Preventie kan worden benaderd vanuit een welzijnslogica
De verschillen tussen sociaal werk en de publieke gezondheidszorg zijn groot. De laatste benadert problemen rond gezondheidsverbetering vanuit een rationeel model van wetenschappelijke kennis over effectieve, collectieve preventie. Zij zet wetenschappelijk bewezen (‘evidence based’) interventies in die meestal op het gedrag en de leefstijl van de gemiddelde Nederlander zijn afgestemd, zonder dat er naar de specifieke kenmerken en context van mensen is gekeken. Het sociaal werk heeft meerwaarde voor preventie omdat het een welzijnslogica hanteert: het werkt vanuit nabijheid, is betrokken bij kwetsbare mensen en ziet hun specifieke noden en behoeften. Het bevorderen van welzijn, kwaliteit van leven en het leiden van een betekenisvol leven (soms met acceptatie van problemen) en uitgaan van waarden, mogelijkheden en behoeften van mensen zelf vormen de inzet van sociaal professionals. Dit is cruciaal voor mensen die om welke reden dan ook niet binnen de gemiddelde kaders passen. De methoden van het sociaal werk zijn óók goed onderbouwd, maar bovenal passend gemaakt voor de sociaal-maatschappelijke context en mogelijkheden van mensen (‘practice based’). Dat is van belang, omdat sociaal werkers vooral handelen in kritieke, onzekere en/of instabiele situaties.

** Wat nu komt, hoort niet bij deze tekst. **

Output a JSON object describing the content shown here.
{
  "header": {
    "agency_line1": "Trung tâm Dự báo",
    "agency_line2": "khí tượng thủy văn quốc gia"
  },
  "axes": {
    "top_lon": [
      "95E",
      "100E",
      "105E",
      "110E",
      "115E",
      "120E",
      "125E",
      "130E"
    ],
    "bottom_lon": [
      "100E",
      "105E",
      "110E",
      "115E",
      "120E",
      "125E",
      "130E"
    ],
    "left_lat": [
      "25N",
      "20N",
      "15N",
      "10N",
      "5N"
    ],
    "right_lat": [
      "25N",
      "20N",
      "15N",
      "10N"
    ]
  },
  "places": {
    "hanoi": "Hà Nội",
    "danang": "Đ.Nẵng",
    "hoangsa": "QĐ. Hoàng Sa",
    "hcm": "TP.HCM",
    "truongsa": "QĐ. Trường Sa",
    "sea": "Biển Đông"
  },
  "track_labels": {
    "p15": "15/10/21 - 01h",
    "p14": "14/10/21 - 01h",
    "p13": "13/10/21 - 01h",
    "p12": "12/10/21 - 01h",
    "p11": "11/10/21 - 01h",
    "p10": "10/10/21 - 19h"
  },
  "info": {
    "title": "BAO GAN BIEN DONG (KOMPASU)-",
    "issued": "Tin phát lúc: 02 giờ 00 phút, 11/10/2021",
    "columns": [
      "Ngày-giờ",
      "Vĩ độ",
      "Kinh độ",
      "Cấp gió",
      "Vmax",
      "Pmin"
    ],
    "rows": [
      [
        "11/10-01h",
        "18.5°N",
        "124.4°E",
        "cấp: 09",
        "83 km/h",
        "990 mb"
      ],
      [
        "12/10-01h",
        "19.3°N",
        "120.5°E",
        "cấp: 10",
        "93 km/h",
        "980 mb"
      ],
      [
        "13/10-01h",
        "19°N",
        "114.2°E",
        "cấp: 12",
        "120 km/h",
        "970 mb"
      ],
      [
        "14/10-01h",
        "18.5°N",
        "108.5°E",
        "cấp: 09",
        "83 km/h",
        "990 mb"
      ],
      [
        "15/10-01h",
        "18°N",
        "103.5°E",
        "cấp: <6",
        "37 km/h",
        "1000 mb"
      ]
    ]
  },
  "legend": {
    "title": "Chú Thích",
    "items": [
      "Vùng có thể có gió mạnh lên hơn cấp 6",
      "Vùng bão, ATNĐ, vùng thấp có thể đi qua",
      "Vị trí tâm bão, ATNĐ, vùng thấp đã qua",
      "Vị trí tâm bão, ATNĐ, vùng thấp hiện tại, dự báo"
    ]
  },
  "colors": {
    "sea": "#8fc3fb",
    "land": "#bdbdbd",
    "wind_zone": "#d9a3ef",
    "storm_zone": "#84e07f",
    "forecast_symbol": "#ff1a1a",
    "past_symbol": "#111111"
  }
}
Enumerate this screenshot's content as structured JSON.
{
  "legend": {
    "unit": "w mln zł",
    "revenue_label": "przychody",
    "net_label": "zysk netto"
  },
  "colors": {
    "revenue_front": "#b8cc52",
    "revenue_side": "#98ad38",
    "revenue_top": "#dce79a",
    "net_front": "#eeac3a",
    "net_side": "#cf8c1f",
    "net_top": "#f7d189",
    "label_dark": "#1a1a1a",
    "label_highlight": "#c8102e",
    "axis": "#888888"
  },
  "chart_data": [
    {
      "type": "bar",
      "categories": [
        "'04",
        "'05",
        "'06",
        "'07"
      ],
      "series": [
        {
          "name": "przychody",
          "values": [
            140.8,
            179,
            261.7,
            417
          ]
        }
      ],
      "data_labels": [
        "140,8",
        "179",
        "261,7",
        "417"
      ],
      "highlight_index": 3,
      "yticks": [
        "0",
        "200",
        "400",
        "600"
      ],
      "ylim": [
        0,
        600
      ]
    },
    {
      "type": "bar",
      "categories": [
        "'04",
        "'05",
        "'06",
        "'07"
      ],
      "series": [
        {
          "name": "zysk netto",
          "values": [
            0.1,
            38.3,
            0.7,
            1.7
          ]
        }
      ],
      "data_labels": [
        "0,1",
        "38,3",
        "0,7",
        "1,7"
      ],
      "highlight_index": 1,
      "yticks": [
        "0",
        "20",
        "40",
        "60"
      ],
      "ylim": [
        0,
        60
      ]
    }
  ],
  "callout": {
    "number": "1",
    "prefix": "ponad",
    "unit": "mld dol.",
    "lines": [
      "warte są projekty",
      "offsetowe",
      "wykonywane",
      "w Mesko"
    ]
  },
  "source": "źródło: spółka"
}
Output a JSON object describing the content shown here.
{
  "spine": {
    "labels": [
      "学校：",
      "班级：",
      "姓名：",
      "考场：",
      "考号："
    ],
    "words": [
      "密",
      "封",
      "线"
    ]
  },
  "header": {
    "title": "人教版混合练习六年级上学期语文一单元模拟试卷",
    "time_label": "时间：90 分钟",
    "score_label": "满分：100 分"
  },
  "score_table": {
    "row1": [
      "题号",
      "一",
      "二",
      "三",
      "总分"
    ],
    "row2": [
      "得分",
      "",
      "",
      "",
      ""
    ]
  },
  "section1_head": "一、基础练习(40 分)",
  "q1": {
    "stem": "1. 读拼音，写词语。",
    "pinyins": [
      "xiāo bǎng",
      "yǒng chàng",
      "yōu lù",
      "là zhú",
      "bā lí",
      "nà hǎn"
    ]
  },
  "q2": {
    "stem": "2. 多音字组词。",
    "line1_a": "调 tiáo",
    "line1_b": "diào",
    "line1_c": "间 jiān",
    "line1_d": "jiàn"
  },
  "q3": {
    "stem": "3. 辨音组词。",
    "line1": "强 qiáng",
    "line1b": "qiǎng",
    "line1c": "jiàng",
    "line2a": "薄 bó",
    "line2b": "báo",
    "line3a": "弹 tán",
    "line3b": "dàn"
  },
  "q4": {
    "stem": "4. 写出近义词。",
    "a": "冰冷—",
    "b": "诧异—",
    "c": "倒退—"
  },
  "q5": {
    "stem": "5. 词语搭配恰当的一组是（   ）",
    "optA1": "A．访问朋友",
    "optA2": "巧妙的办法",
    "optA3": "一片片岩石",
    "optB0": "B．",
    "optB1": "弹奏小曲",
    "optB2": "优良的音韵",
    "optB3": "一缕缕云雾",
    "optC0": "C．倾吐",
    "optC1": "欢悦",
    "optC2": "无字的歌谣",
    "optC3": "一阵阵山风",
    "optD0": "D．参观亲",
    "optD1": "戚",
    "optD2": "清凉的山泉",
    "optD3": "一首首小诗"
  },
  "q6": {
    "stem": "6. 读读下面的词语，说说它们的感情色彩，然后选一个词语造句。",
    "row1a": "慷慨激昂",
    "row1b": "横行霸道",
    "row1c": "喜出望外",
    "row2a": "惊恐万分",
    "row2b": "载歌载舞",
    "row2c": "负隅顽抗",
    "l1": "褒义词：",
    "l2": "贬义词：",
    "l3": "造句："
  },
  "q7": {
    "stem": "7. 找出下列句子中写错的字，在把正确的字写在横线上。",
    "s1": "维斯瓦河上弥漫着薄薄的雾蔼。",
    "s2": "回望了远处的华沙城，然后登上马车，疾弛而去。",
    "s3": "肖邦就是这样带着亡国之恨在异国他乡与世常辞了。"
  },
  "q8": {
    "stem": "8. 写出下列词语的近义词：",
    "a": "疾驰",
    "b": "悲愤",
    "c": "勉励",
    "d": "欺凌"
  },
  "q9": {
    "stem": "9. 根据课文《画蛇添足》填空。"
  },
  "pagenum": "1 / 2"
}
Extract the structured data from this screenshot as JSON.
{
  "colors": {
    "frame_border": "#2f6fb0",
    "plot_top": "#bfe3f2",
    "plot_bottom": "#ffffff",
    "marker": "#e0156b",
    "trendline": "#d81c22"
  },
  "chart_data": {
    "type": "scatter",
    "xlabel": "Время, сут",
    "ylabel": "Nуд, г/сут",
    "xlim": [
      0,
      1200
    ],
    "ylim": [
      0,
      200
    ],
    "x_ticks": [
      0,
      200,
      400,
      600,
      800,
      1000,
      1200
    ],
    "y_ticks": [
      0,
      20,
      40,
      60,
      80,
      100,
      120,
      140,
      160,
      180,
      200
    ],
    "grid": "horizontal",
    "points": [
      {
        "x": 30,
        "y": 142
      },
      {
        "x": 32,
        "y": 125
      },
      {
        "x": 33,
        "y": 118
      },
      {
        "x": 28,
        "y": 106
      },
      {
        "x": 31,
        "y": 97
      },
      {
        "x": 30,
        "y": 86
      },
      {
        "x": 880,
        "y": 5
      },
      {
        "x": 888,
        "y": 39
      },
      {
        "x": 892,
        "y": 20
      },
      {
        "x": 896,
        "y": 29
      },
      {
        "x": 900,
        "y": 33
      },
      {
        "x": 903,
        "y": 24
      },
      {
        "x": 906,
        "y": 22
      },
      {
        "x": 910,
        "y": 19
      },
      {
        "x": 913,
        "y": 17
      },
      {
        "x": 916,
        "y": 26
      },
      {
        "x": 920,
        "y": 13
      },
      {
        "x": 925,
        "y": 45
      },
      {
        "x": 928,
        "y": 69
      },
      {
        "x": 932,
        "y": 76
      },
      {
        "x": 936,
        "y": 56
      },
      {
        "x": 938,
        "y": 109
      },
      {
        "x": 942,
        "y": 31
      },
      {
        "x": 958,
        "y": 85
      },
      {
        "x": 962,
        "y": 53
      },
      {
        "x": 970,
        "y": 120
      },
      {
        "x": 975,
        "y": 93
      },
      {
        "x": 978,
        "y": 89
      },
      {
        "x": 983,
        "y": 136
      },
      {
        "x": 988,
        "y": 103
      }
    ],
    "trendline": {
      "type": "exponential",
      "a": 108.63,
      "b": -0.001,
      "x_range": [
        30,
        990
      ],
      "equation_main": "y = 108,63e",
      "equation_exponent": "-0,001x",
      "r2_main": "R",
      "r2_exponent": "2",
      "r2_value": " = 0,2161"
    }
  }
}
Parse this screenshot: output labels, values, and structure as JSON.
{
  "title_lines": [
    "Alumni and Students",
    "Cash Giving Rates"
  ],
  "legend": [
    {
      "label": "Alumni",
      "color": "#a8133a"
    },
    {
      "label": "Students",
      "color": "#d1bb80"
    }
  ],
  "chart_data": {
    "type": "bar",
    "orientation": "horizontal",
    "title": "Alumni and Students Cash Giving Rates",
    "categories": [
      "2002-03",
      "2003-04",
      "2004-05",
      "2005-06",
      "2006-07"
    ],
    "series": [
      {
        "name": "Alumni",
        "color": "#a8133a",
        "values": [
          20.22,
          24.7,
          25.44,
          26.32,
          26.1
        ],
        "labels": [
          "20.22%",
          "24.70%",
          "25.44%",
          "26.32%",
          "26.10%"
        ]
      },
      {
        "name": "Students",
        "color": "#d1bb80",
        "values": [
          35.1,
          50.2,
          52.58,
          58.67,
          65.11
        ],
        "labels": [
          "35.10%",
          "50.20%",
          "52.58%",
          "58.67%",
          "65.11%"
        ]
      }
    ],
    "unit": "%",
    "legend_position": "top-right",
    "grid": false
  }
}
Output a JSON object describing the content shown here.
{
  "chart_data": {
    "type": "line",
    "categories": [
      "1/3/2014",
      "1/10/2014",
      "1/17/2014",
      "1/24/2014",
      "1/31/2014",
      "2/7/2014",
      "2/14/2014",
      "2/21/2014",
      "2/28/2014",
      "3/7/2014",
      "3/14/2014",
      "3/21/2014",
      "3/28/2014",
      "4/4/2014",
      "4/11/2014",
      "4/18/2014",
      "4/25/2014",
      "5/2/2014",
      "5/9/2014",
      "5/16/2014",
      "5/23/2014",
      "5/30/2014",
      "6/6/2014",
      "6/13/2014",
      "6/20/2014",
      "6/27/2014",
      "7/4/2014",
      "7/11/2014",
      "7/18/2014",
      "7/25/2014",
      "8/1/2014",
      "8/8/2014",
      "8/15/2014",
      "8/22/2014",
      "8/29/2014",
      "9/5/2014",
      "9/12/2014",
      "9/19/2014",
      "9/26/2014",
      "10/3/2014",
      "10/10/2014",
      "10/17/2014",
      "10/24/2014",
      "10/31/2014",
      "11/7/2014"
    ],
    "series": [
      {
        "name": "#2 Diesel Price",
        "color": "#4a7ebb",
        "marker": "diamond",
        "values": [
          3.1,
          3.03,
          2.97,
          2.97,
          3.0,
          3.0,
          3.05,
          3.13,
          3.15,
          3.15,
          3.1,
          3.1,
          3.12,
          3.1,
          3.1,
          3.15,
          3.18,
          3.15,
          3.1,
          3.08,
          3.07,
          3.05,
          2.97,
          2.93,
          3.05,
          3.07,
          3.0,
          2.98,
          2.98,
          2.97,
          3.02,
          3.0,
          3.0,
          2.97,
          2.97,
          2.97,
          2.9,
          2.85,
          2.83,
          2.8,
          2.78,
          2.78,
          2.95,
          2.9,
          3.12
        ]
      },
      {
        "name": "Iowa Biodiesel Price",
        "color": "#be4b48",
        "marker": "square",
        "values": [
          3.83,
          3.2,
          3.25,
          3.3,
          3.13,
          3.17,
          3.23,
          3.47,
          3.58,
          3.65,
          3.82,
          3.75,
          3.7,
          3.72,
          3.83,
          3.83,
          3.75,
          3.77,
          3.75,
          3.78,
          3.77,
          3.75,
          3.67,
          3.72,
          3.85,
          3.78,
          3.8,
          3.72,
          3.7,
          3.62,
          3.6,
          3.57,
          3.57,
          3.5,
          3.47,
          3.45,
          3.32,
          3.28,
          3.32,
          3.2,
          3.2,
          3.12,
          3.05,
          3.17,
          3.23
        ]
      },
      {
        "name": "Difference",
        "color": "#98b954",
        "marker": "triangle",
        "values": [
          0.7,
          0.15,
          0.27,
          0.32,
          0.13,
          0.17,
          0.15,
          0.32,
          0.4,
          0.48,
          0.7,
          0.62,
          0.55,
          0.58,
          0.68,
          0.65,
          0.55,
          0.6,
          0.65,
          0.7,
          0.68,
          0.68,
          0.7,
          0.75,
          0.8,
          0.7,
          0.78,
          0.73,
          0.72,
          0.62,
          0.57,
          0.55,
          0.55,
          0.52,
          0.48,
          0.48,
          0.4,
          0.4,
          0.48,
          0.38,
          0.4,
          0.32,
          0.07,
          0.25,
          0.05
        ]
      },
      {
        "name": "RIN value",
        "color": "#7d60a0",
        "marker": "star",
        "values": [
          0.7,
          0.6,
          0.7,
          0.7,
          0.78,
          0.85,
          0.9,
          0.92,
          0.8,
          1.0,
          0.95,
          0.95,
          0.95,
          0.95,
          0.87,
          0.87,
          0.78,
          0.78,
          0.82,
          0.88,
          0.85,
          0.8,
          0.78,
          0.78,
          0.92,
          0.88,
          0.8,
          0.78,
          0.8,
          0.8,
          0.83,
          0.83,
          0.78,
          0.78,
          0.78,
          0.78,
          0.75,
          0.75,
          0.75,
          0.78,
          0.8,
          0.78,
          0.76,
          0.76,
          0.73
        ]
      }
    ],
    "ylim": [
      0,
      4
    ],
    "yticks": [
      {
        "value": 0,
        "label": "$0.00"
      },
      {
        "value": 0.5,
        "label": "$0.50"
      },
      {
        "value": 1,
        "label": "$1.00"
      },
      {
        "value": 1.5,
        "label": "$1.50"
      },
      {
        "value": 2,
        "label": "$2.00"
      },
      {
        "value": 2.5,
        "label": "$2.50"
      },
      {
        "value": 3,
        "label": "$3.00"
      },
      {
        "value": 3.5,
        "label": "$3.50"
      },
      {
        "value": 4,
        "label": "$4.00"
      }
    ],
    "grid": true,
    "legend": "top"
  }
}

Sociale Kwaliteit-benadering
Hoe vermijden sociaal werkers nu de genoemde risico’s en benutten zij de beschreven kansen? Essentieel hier is dat professionals een benadering kiezen die past bij de aard van het eigen werk en houvast biedt bij het analyseren van praktijken en het maken van afwegingen. Zo kan de sociaal werker consequent het eigen perspectief inbrengen in de dialoog en de samenwerking met de zorg. ‘Sociale Kwaliteit’ kan zo’n benadering zijn (Kolner, 2022; Sprinkhuizen & Kolner, 2022; Verharen e.a., 2023; Verharen, 2017). De Sociale Kwaliteit-benadering is ontwikkeld in de jaren ‘90 van de vorige eeuw en had als doel meer duidelijkheid te geven over wat sociaal is (IASQ, 2020). De Sociale Kwaliteit-benadering biedt een kompas met waarden die goed aansluiten bij het sociaal werk: sociale rechtvaardigheid, gelijkwaardigheid, solidariteit en menselijke waardigheid. Waarden die sociaal werkers kunnen inbrengen in dagelijkse praktijksituaties waarin zij zorgprofessionals ontmoeten. Daarnaast formuleert deze benadering ‘condities van sociale kwaliteit’. Deze kunnen dienen als aanknopingspunt voor de analyse van praktijksituaties en voor interventies vanuit een sociaal perspectief. Deze condities zijn:
Sociaaleconomische zekerheid: het borgen van basisbehoeften zoals inkomen, wonen en veiligheid
Als basisbehoeften niet op orde zijn, ontstaat er ziekmakende, chronische stress. Door consequent aandacht te hebben voor deze conditie van sociale kwaliteit en daar waar nodig op in te grijpen, werken sociaal werkers aan gezondheid en welzijn.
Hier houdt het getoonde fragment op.